Later, I turned over a lot of information and talked with practitioners from different backgrounds, only to find that in the context of mainstream clinical psychology, the boundary between the two is actually relatively clear. I have compiled a simple comparison:
| Contrast dimension | mindfulness | meditate |
|---|---|---|
| Core attribute | Psychological/awareness state | Practice method set |
| Mainstream definition | Kabajin put forward "consciously and without judgment, focus on the awareness generated in the present" | Systematic exercises focusing on adjusting attention include focused meditation, open monitoring meditation and so on. |
| Existential form | Can appear in any daily scene. | There are many fixed practice postures and duration requirements, as well as informal mobile exercises. |
| evaluation criteria | Do you "live in the moment without judging" | Did you complete the attention adjustment process according to the practice requirements? |
Originally, I always thought that this division of "goal-tool" was the standard answer. It was not until last year that I chatted with a friend who taught me how to spread from the south to the inside that I found that the difference in different contexts was not a little bit. For them, mindfulness is the core practice element of the Eighth Path, and Vipassana (also known as Vipassana meditation) itself is the concrete embodiment of mindfulness. You can't split the state of "keeping awareness" and the practice of "observing breathing and feeling" into two halves, unless the latter is a tool and the former is a goal, which is too split-for practitioners, mindfulness and meditation are two sides of the same body. This statement has actually influenced the mainstream mindfulness therapy system. If you look at the curriculum outline of MBSR (Mindfulness Decompression Therapy), it also counts daily exercises such as mindfulness diet and mindfulness walking as a kind of "mobile meditation". At this time, it makes no difference whether you are doing mindfulness exercises or meditation exercises.
It's funny to say. I saw someone quarreling about these two words on social platforms before, saying that the other party didn't even understand the basic definition and came out to teach people. In fact, the contexts they stood in were different, so it's worthwhile.

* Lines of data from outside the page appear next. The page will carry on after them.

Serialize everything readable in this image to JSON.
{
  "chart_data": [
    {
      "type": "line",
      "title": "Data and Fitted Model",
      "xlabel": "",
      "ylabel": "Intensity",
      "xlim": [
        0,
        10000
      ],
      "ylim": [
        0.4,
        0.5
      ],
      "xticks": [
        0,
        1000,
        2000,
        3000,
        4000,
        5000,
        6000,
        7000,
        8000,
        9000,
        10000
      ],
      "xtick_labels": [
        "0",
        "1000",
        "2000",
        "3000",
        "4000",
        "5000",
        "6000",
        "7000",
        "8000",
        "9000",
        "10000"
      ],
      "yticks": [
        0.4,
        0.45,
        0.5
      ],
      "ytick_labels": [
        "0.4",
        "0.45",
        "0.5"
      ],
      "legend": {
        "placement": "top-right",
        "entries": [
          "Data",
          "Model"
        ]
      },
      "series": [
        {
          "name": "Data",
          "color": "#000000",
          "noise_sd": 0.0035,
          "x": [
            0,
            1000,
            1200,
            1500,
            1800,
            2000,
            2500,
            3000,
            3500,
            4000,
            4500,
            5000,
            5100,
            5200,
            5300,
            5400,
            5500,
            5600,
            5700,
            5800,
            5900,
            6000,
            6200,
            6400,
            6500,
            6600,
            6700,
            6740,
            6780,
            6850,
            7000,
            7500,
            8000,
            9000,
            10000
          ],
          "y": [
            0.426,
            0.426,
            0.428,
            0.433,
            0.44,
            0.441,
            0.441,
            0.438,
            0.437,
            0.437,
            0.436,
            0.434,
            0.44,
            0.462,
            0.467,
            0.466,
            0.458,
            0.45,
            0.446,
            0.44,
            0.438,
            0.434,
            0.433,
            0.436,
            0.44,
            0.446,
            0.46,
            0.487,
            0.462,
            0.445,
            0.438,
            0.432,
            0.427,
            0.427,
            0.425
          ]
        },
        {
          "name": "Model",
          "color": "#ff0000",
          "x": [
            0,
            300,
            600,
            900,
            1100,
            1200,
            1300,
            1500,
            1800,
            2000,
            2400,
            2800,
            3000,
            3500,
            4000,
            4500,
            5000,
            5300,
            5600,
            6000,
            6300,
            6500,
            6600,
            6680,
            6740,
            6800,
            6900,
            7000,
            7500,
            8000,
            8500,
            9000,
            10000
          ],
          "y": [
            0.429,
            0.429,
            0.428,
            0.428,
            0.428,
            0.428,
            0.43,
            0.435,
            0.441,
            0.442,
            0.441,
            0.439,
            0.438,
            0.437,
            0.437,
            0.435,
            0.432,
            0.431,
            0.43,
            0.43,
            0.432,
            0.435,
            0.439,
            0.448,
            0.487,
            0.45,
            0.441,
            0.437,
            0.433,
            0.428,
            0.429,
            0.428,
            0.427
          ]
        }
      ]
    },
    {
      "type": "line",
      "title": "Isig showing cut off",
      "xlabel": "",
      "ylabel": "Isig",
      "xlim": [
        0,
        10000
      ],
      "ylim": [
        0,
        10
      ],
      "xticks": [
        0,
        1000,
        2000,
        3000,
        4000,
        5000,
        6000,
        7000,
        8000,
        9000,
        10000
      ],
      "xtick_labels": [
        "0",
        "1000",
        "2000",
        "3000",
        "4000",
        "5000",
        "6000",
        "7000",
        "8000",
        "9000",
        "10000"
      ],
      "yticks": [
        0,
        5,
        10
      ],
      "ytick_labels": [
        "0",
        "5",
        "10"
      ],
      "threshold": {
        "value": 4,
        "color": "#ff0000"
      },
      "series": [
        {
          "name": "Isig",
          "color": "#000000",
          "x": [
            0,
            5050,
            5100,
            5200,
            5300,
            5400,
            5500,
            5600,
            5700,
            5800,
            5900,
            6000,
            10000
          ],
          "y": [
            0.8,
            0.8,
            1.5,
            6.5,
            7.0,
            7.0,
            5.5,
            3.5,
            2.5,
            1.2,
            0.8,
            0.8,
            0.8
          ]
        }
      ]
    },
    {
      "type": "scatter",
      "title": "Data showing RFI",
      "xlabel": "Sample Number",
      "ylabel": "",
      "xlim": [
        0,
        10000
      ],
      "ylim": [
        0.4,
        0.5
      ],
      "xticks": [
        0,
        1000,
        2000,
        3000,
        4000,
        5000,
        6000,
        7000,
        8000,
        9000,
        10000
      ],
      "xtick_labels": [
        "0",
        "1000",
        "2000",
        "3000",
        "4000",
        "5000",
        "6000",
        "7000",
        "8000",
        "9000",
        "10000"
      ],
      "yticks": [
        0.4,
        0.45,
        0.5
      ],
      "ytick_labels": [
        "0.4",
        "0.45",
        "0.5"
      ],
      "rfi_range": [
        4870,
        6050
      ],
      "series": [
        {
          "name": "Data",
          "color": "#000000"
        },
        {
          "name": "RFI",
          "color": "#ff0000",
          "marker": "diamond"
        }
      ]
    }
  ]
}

For ordinary people, the easiest pit to step on is not to confuse the definition, but to draw an equal sign between the two: either I think that I can definitely get mindfulness as long as I meditate every day, or I think that I can't practice mindfulness if I can't sit still. I used to have a student who sat in meditation for 20 minutes every day, but when he was distracted, he scolded himself for being useless. After sitting for half an hour, he played eight dramas about KPI in his head. Do you think he was meditating? Formally, it is, but he has been judging himself all the time, trapped in the anxiety of the future, and has never touched the edge of mindfulness. On the other hand, I know a big brother who drives a taxi. Without learning any relevant theories, he focuses on feeling the matte texture of the steering wheel and listening to the sound of the engine when driving. He doesn't want yesterday's ticket or tomorrow's money. He said that he has never been angry after driving for more than ten years. This is actually living in mindfulness, which is much better than many people who meditate hard.
In fact, there is really no need to argue about who is right and who is wrong by definition. For us ordinary people, whether we take 10 minutes to sit down and count our breaths or feel the coolness of two downwinds blowing across our faces when walking, this exercise is useful as long as it allows you to get out of your messy thoughts and not regret the past and worry about the future. After all, whether it is mindfulness or meditation, the ultimate goal is to make you live a more practical life.